Eu acho que é a fome com a vontade de comer. As empresas não se prepararam para este cenário. Existe uma ideia de que o setor é o grande vilão, enquanto o outro lado é o bom. Os governos e a sociedade têm meios de criar uma convivência equilibrada entre o atendimento das demandas sociais, das demandas de sobrevivência da população e o meio ambiente.
Nós temos bons exemplos de projetos que conseguem este equilíbrio aqui no estado?
Temos sim. Os projetos minerais daqui, você olha a Caraíbas, olha a Ferbasa, Vanádio e vários projetos que conseguem conviver neste ambiente. O que nós precisamos é ampliar estas áreas para trazer benefícios para o geral. Dentro deste caminho é que estamos promovendo um seminário, cujo eixo é inovação e sustentabilidade. Nós temos que enfrentar este assunto.
Quando eu falo em sustentabilidade, não estou falando em algo que vai me beneficiar hoje, estou falando de algo que vai ser importante para os meus netos. Tem que ser resguardada porque é importante para o futuro, mas nós acreditamos que é possível e preciso aliar o desenvolvimento à preservação do meio ambiente.
Qual é a relevância econômica da mineração para a Bahia?
Como é para um produto exportável, normalmente não rende ICMS (Imposto sobre a Circulação de Mercadorias e Serviços), mas tem um impacto positivo muito grande na atração de investimentos e na geração de empregos. Agora mesmo, vamos assinar um contrato para a exploração de jazidas depois de cinco anos e até dezembro serão mais cinco. Isso gera empregos em regiões muito pobres. Veja, neste caso da jazida, serão investidos pela empresa mais R$ 4 milhões em pesquisas, depois disso serão feitos novos investimentos, trabalhadores contratados e royalties serão gerados para o estado.
Por que este intervalo de cinco anos sem projetos? É por conta do cenário econômico?
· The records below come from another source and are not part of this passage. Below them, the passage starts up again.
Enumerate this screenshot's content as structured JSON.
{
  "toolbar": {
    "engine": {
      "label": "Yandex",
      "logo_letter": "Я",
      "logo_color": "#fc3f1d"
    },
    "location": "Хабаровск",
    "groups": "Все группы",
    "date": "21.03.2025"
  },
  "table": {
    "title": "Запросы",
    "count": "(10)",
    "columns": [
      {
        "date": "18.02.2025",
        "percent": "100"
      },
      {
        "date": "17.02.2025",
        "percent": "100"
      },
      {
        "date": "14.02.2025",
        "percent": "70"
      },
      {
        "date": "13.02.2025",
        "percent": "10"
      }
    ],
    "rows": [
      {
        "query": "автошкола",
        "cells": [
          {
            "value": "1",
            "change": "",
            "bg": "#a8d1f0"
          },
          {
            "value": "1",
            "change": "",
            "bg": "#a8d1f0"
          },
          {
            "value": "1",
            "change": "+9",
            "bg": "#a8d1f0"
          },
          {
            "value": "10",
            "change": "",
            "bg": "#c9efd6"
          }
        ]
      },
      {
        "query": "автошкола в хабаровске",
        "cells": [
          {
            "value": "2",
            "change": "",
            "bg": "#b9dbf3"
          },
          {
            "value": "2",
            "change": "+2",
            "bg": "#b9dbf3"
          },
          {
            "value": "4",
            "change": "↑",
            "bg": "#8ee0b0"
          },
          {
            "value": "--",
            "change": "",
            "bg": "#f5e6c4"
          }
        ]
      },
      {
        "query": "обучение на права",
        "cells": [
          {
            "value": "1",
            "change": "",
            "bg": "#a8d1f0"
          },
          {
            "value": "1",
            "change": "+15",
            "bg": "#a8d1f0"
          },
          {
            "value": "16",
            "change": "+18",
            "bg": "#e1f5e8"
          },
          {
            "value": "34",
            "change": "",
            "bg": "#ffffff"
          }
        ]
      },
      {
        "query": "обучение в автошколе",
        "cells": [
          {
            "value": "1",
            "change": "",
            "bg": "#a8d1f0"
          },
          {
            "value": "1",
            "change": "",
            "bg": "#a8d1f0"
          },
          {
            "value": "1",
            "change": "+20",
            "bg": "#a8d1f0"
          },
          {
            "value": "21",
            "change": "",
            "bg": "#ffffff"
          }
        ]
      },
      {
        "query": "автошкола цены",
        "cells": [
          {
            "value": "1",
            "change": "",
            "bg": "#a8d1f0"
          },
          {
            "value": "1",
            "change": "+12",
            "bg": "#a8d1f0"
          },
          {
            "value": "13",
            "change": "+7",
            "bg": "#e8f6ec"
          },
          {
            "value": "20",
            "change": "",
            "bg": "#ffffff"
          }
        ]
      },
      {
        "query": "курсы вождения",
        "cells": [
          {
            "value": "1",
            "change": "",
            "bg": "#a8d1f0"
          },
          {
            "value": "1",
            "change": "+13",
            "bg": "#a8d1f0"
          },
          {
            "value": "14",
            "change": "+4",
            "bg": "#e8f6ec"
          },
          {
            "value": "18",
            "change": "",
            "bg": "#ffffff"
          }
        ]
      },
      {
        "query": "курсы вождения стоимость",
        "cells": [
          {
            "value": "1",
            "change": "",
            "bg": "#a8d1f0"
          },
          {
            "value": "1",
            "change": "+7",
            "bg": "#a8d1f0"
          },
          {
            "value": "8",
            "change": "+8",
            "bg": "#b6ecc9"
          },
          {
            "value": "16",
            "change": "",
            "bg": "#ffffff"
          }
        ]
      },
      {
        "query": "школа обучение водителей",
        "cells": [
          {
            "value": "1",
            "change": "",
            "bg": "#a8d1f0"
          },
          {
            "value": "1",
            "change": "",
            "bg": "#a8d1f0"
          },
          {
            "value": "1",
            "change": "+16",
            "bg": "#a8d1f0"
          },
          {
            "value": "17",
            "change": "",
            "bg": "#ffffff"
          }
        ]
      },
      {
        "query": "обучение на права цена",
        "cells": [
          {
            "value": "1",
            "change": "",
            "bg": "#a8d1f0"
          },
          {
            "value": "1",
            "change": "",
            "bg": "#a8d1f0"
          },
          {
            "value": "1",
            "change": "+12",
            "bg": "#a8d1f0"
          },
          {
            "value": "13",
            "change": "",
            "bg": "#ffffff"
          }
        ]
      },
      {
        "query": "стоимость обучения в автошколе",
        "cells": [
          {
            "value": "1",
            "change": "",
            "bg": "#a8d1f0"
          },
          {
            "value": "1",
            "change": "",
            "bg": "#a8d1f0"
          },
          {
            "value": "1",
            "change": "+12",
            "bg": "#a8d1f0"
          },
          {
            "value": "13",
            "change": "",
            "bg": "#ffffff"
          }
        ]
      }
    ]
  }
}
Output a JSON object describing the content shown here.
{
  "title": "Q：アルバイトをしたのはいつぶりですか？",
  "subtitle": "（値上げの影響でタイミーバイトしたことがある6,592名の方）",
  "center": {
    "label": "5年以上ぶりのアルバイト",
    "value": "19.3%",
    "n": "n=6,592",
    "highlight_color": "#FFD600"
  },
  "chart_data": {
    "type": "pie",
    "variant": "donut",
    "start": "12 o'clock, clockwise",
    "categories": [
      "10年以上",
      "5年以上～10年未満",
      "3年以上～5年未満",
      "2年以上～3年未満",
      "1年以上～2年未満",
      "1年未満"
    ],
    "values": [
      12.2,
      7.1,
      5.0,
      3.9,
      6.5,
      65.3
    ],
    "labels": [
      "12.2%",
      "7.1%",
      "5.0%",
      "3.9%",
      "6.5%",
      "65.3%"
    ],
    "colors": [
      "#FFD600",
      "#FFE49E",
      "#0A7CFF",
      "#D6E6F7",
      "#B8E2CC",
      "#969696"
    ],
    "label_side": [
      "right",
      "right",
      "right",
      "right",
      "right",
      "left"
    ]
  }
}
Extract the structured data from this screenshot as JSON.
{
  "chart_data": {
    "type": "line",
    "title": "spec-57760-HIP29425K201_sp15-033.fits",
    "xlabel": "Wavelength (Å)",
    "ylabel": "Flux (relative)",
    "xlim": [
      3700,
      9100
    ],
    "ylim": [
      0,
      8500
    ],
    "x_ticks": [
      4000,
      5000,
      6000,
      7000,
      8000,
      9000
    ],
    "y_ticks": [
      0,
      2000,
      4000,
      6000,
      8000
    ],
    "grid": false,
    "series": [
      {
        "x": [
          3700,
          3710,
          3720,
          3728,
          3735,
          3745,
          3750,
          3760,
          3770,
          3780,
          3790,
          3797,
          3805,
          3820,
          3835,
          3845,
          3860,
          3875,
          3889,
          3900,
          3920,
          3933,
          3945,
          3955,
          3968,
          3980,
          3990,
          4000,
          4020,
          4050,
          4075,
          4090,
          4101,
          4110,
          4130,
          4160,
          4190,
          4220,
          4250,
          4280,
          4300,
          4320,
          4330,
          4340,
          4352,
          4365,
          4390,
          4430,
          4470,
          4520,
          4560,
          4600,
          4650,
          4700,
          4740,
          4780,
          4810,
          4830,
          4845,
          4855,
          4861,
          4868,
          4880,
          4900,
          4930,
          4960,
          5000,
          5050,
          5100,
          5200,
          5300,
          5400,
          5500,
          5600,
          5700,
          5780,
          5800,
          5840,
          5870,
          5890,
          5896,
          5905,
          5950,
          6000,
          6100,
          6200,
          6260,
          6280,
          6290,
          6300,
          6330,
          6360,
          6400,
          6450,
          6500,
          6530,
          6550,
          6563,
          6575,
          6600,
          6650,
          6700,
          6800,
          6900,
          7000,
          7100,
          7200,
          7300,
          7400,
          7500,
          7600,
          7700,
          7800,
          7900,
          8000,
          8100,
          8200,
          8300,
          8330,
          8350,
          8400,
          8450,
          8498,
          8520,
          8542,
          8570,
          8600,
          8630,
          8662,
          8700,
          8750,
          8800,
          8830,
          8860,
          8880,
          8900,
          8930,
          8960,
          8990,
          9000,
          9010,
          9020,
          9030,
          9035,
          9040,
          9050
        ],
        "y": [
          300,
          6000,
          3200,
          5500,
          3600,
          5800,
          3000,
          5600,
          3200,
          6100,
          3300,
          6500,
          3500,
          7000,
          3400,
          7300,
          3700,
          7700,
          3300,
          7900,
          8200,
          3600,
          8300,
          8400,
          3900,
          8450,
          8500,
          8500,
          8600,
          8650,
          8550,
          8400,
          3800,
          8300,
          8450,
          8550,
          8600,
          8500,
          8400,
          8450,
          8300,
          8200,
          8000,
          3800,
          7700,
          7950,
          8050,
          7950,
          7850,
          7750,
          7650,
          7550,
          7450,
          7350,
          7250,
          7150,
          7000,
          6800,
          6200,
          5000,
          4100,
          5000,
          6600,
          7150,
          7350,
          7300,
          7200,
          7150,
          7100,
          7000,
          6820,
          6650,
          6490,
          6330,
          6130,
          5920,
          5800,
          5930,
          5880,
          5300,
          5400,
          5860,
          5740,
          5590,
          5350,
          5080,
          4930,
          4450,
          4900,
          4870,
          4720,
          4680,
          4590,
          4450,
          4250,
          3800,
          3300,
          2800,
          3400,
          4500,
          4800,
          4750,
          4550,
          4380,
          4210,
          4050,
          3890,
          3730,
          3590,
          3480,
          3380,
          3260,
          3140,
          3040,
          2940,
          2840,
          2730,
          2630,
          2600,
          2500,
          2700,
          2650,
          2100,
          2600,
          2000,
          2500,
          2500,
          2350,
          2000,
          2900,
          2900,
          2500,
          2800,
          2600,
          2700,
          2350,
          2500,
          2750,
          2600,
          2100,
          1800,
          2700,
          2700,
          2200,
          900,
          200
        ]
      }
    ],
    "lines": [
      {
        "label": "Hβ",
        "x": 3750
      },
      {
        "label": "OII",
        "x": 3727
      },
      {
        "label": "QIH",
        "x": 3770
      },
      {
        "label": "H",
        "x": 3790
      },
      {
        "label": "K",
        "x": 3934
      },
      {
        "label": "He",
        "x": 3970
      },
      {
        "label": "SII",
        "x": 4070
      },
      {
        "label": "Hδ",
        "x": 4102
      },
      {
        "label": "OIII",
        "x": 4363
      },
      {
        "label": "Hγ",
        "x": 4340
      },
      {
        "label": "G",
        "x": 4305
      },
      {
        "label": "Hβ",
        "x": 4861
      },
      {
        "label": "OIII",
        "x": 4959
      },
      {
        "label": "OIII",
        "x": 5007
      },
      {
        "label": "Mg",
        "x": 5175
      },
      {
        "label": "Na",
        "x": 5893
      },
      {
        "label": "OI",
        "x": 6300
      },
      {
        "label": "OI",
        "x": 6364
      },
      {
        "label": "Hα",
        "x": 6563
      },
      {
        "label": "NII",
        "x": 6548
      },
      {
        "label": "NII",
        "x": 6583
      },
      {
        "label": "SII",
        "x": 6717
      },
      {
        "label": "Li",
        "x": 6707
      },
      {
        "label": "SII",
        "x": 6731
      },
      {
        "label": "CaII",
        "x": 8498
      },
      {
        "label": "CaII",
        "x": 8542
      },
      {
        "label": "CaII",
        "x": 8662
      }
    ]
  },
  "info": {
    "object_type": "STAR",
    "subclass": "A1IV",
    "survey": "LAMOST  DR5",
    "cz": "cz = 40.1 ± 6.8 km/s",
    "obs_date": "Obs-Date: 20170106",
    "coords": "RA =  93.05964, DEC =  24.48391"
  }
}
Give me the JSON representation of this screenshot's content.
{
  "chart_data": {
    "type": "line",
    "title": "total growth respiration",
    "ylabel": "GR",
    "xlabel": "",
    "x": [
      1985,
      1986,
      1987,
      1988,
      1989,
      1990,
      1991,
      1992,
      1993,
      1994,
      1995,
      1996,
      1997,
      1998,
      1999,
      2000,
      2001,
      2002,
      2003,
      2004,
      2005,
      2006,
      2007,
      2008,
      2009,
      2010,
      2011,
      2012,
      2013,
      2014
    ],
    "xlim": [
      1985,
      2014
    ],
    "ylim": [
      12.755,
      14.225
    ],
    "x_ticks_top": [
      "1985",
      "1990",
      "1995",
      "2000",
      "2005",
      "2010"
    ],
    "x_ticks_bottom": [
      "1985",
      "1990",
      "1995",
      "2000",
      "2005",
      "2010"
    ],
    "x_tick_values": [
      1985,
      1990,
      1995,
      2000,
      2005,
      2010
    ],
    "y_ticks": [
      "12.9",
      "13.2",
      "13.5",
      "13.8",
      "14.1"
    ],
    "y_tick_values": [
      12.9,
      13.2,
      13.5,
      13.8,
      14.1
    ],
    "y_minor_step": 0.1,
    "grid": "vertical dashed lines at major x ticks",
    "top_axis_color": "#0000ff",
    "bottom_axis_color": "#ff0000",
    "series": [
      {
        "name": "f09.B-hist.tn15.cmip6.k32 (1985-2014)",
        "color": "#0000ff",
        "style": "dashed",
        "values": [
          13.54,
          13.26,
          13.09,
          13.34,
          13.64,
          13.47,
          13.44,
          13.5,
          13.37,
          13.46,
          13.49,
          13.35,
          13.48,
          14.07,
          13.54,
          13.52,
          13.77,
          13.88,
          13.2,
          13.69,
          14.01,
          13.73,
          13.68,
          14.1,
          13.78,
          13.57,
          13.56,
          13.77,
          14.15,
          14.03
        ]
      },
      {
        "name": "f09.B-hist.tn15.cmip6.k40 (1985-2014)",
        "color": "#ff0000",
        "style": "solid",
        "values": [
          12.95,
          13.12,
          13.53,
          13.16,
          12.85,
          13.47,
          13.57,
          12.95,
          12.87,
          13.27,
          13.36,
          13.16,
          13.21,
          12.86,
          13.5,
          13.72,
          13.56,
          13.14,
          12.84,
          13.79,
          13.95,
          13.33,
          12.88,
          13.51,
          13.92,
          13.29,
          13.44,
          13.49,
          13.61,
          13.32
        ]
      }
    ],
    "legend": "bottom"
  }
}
Esses ciclos mundiais, de altas e baixas, são uma constante. Você tem produtos que oscilam. O importante é ter um mínimo de planejamento. É preciso estar atento à situação internacional, da economia brasileira, mas é importante estar sempre se mexendo. Nós estamos trabalhando para encontrar novos tipos de minérios. Quando você fala em pedras ornamentais, nós temos o minério, mas não tivemos uma política do estado para a exploração aqui. Esta política foi implantada em Vitória (Espírito Santo), então, nossas pedras vão para lá, onde são trabalhadas e exportadas por lá.
É possível reverter este processo?
Com certeza pode-se reverter, mas isto demanda investimentos, mudança de cultura, tudo. Veja, o investimento inicial na área mineral é muito pesado, então esta prospecção que antigamente era o geólogo, com uma bota bonita, uma bússola e um martelo, mudou. O minério que era uma coisinha bem pequenininha, hoje, para confirmar todos os estudos feitos nos últimos anos, você precisa usar uma maquininha. De olho, não se descobre mais nada. Tem que ir lá embaixo. E isso demanda investimento muito grande e o Brasil não é habituado em investimentos nesta área. Para se ter uma ideia, o Brasil, deste tamanho, investe mais em prospecção que o Peru.
Aqui na Bahia, já há algum tempo, se destaca neste processo de pesquisas.
Nós temos um passado muito rico neste trabalho de prospecção, de identificação. Sem sombras de dúvidas, a CBPM é a companhia de pesquisa mineral mais bem dotada do país. Nossa riqueza de publicações é muito maior que a nossa riqueza em jazidas. São momentos que se vive. Eu quero olhar para a frente, espero que este cenário se modifique em breve.